After the training videos and Q&A session, we put on our uniforms and went outside to take pictures (the confetti is left over from Jeff Gordon winning the 5-Hour Energy 400 last night).

Then we went down to the pit road area and waited for our turn to be called.  Family and friends were in the section right next to us, so they were very close for some good photo ops.  I was lucky enough to be the first driver called up, and was paired with a trainer named Bill Bruce.  We were connected to our trainer via our helmets and microphones throughout the drive, and despite the loud cars it was easy to communicate with him.  The trainers were experienced race care drivers who would guide us throughout our drive from the passenger seat.  They strapped the helmet and hans brace (the thingy that keeps your neck in place) onto me, and I slid into the car through the window.  It was surprisingly easy getting in, even for someone of my *ahem* size.  Getting out was another matter, and I'm not going to post that video for obvious reasons.  :)

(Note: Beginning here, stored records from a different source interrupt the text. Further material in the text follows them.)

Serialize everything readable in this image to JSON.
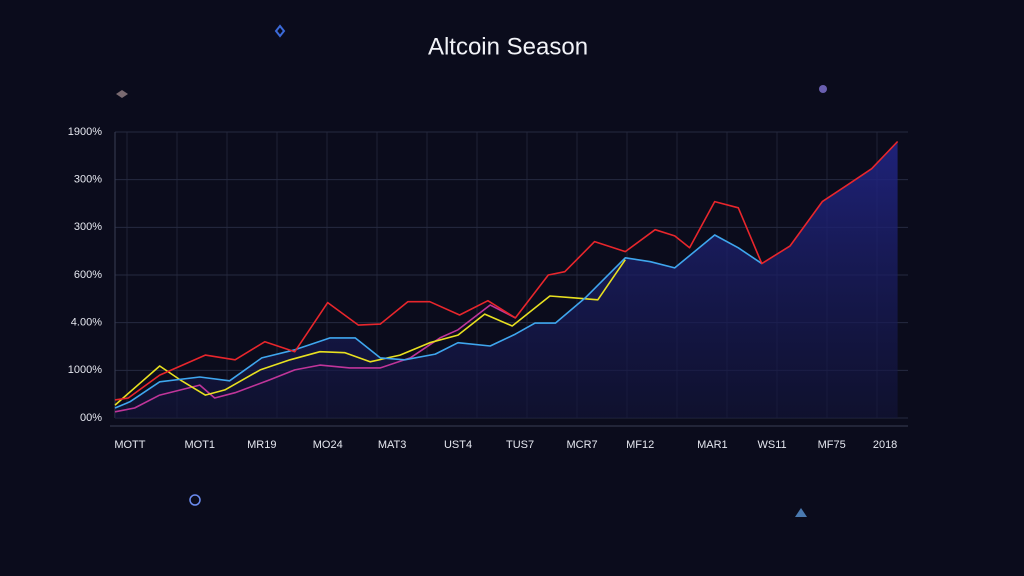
{
  "chart_data": {
    "type": "line",
    "title": "Altcoin Season",
    "grid": true,
    "xlim": [
      0,
      100
    ],
    "ylim": [
      0,
      6
    ],
    "xticks": [
      {
        "value": 1.9,
        "label": "MOTT"
      },
      {
        "value": 10.8,
        "label": "MOT1"
      },
      {
        "value": 18.7,
        "label": "MR19"
      },
      {
        "value": 27.1,
        "label": "MO24"
      },
      {
        "value": 35.3,
        "label": "MAT3"
      },
      {
        "value": 43.7,
        "label": "UST4"
      },
      {
        "value": 51.6,
        "label": "TUS7"
      },
      {
        "value": 59.5,
        "label": "MCR7"
      },
      {
        "value": 66.9,
        "label": "MF12"
      },
      {
        "value": 76.1,
        "label": "MAR1"
      },
      {
        "value": 83.7,
        "label": "WS11"
      },
      {
        "value": 91.3,
        "label": "MF75"
      },
      {
        "value": 98.1,
        "label": "2018"
      }
    ],
    "yticks": [
      {
        "value": 0,
        "label": "00%"
      },
      {
        "value": 1,
        "label": "1000%"
      },
      {
        "value": 2,
        "label": "4.00%"
      },
      {
        "value": 3,
        "label": "600%"
      },
      {
        "value": 4,
        "label": "300%"
      },
      {
        "value": 5,
        "label": "300%"
      },
      {
        "value": 6,
        "label": "1900%"
      }
    ],
    "series": [
      {
        "color": "#1c1f6e",
        "fill": true,
        "x": [
          0,
          1.9,
          5.7,
          10.8,
          14.6,
          18.7,
          22.9,
          27.4,
          30.6,
          33.8,
          36.9,
          40.8,
          43.7,
          47.8,
          51.0,
          53.5,
          56.1,
          59.9,
          65.0,
          68.2,
          71.3,
          76.4,
          79.4,
          82.4,
          86.0,
          90.1,
          93.4,
          96.4,
          99.7
        ],
        "values": [
          0.21,
          0.34,
          0.76,
          0.86,
          0.78,
          1.26,
          1.43,
          1.68,
          1.68,
          1.26,
          1.22,
          1.34,
          1.58,
          1.51,
          1.76,
          1.99,
          1.99,
          2.52,
          3.36,
          3.28,
          3.15,
          3.84,
          3.57,
          3.24,
          3.61,
          4.54,
          4.9,
          5.23,
          5.8
        ]
      },
      {
        "color": "#c0359a",
        "x": [
          0,
          2.5,
          5.7,
          10.8,
          12.7,
          15.3,
          19.7,
          22.9,
          26.1,
          29.9,
          33.8,
          37.6,
          41.4,
          43.7,
          47.8,
          51.0
        ],
        "values": [
          0.13,
          0.21,
          0.48,
          0.69,
          0.42,
          0.53,
          0.8,
          1.01,
          1.11,
          1.05,
          1.05,
          1.26,
          1.68,
          1.85,
          2.37,
          2.1
        ]
      },
      {
        "color": "#e8e020",
        "x": [
          0,
          5.7,
          8.3,
          11.5,
          14.0,
          18.5,
          22.3,
          26.1,
          29.3,
          32.5,
          36.3,
          40.1,
          43.7,
          47.1,
          50.6,
          55.4,
          58.6,
          61.5,
          65.0
        ],
        "values": [
          0.27,
          1.09,
          0.8,
          0.48,
          0.59,
          1.01,
          1.22,
          1.39,
          1.37,
          1.18,
          1.32,
          1.58,
          1.74,
          2.18,
          1.93,
          2.56,
          2.52,
          2.48,
          3.32
        ]
      },
      {
        "color": "#3fa6ee",
        "x": [
          0,
          1.9,
          5.7,
          10.8,
          14.6,
          18.7,
          22.9,
          27.4,
          30.6,
          33.8,
          36.9,
          40.8,
          43.7,
          47.8,
          51.0,
          53.5,
          56.1,
          59.9,
          65.0,
          68.2,
          71.3,
          76.4,
          79.4,
          82.4
        ],
        "values": [
          0.21,
          0.34,
          0.76,
          0.86,
          0.78,
          1.26,
          1.43,
          1.68,
          1.68,
          1.26,
          1.22,
          1.34,
          1.58,
          1.51,
          1.76,
          1.99,
          1.99,
          2.52,
          3.36,
          3.28,
          3.15,
          3.84,
          3.57,
          3.24
        ]
      },
      {
        "color": "#e8262c",
        "x": [
          0,
          1.7,
          5.7,
          11.5,
          15.3,
          19.1,
          22.9,
          27.1,
          31.0,
          33.8,
          37.3,
          40.1,
          43.9,
          47.5,
          51.0,
          55.2,
          57.3,
          61.1,
          65.0,
          68.8,
          71.3,
          73.2,
          76.4,
          79.4,
          82.4,
          86.0,
          90.1,
          93.4,
          96.4,
          99.7
        ],
        "values": [
          0.38,
          0.42,
          0.9,
          1.32,
          1.22,
          1.6,
          1.39,
          2.42,
          1.95,
          1.97,
          2.44,
          2.44,
          2.16,
          2.46,
          2.1,
          3.0,
          3.07,
          3.7,
          3.49,
          3.95,
          3.82,
          3.57,
          4.54,
          4.41,
          3.24,
          3.61,
          4.54,
          4.9,
          5.23,
          5.8
        ]
      }
    ]
  }
}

After that, it was time to drive!  They waved us onto the track one at a time:

I got a total of 8 laps, but the first one was a warm-up lap where I got onto the track and got used to things, and the last one was a cool-down lap where we came back into the pit road, so only six laps really counted.  Here are a couple of the laps in the middle:

They gave us a printout of our stats afterward.  Here are my numbers:

Lap Time        AVG MPH        Top Speed
62:47            86.44              106
61:67            87.57              108
52:25            99.54              120
51:01            105.85            126
51:89            104.06            124
53:86            100.25            120

I had to slow down a bit on the last lap because we were catching up to the guy in front of me and Bill didn't want me to get too close.  Bummer.

I have no idea how 126mph compares with the other drivers, but I can assure you it felt much faster than it looks in those videos!  Those cars were 650hp beasts, and it seemed like even my top speed wasn't really pushing it all that hard.  I was only unnerved at one point, when I was decelerating into a turn after coming out of a fast straightaway - it felt like when you're cornering hard in a normal car, and you start to get that feeling like it might tip over.  But, Bill was apparently unconcerned, and it seems unlikely that at the relatively low speeds I was going that anything bad would have actually happened.  I think I did a very good job of staying between the markers on the track (I'm pretty sure I nailed all of them, actually) and was thus able to make up time on the guy in front of me.  It was a pretty surreal experience to come rocketing out of the turn into a long straightaway and move up close to the wall, just like you see in the movies.  Pure, unadulterated awesome sauce.

So, the nominations for Best Wife of the Year award can close now.  It's done, the voting is over, and the award can be given out now.

Best. Wife. Ever.

Fortunately, I wasn't the only one to get in on the fun:


It was a ton of fun, and I would absolutely do it again.  Loved it!!!